There are certain blights that come with having a desk job. And no, I’m not talking about your lack of motivation or your disorganized desk. The problem I am talking about concerns your health. Staying at your desk from 9 to 5 and continued staring at your computer screen can cause a lot of health issues. One of them is the case of compressed nerves. Incessant typing on keyboard tires your hand but it can also lead to pinched nerves in hand causing carpal tunnel syndrome.
What is CarpalTunnelSyndrome?
In CTS, median nerve in the wrist becomes compressed due to the pressure of ligaments in the carpal tunnel. The nerves which pass through narrow space are more at risk of getting compressed. They can get pressurized by keeping the body in the same position for a long period of time.
It has been noted throughout history but the first case of carpal tunnel syndrome was documented in 1854 by Sir James Paget. It was reported in median nerve compression. The pinched nerves have more frequently appeared after World War II. Later, more doctors began to study this curious ailment and many theses were written on it. The first person to determine the pathology was Dr. George S. Phalen.
The symptoms include tingling, numbness and occasional pain in hand especially index finger, middle finger, and thumb. Weakened grip and loss of sensation are major symptoms also. In severe cases, you may become unable to move your hand.

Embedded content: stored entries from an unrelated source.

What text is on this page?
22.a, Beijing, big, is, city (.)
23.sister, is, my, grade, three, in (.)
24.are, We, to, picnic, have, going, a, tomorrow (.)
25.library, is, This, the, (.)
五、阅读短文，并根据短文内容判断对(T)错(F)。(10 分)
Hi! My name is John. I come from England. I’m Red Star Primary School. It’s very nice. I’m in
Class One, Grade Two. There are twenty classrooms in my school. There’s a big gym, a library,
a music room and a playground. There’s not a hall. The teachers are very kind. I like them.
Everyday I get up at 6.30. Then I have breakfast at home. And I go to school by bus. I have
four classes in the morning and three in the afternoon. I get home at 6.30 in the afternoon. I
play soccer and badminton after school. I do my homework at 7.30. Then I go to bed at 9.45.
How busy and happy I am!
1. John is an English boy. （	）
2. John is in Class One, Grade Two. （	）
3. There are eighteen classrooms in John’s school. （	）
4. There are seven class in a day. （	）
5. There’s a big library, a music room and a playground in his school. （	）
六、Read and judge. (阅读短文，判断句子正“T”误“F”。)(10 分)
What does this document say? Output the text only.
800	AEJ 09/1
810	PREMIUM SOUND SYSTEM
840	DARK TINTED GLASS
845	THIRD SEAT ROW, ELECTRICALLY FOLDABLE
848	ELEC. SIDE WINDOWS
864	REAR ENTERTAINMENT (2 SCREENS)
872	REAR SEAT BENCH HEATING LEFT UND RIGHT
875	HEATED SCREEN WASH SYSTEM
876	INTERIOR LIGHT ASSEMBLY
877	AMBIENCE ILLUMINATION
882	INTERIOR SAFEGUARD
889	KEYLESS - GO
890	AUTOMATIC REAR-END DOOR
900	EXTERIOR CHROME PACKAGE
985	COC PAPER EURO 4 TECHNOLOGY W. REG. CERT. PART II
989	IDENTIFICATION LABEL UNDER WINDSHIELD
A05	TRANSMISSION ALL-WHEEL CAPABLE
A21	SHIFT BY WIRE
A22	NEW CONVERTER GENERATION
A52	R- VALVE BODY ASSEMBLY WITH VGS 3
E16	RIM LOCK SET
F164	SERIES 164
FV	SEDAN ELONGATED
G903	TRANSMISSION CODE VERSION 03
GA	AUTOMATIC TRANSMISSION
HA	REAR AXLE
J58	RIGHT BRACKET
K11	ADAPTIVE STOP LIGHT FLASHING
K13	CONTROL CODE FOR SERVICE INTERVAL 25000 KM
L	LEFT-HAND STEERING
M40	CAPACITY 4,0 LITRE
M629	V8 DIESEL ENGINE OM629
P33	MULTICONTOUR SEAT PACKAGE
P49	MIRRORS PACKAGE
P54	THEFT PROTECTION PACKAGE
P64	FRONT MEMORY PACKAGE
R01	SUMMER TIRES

The symptoms of the patient play an important role in the early diagnosis of CTS. American Association of Neuromuscular and Electrodiagnostic Medicine (AANEM) has published a reference standard in the proper diagnosis of carpal tunnel syndrome, that is Phalen’s maneuver, Tinel’s sign, Durkan test and hand elevation test. This problem pertains to neurology and orthopedic. A pinched nerve doctor could be a neurologist, an orthopedist or a chiropractor.
Carpal tunnel syndrome is treated by medicines, injections, wrist splints, physiotherapy, and surgery.
- Medicines – NSADs like aspirin, ibuprofen, and naproxen are used to reduce inflammation and swelling of the pinched nerves.
- Steroid shots – these injections are known to reduce swelling of the surrounding muscles and reduce pain.
- Wrist Splints –the basic and long-term treatment of carpal tunnel syndrome or any issues related to nerve compression is the use of splints. Splits work like a temper cast which allows the affected areas to rest and prevent further damage. CTS gets better over time without any major treatment.
- Physical therapy – it includes exercise routines for wrists to mitigate inflammation and revive the nerve.
- Surgery – in some severe cases, when none of the above-mentioned treatment worked, surgery can be done to alleviate the pain. The cause which is responsible for the compression of the nerve is removed during the surgery.
This serious condition can be prevented by doing exercises at regular intervals between working hours. Some easy hand exercises such as stretching can help a lot in this matter.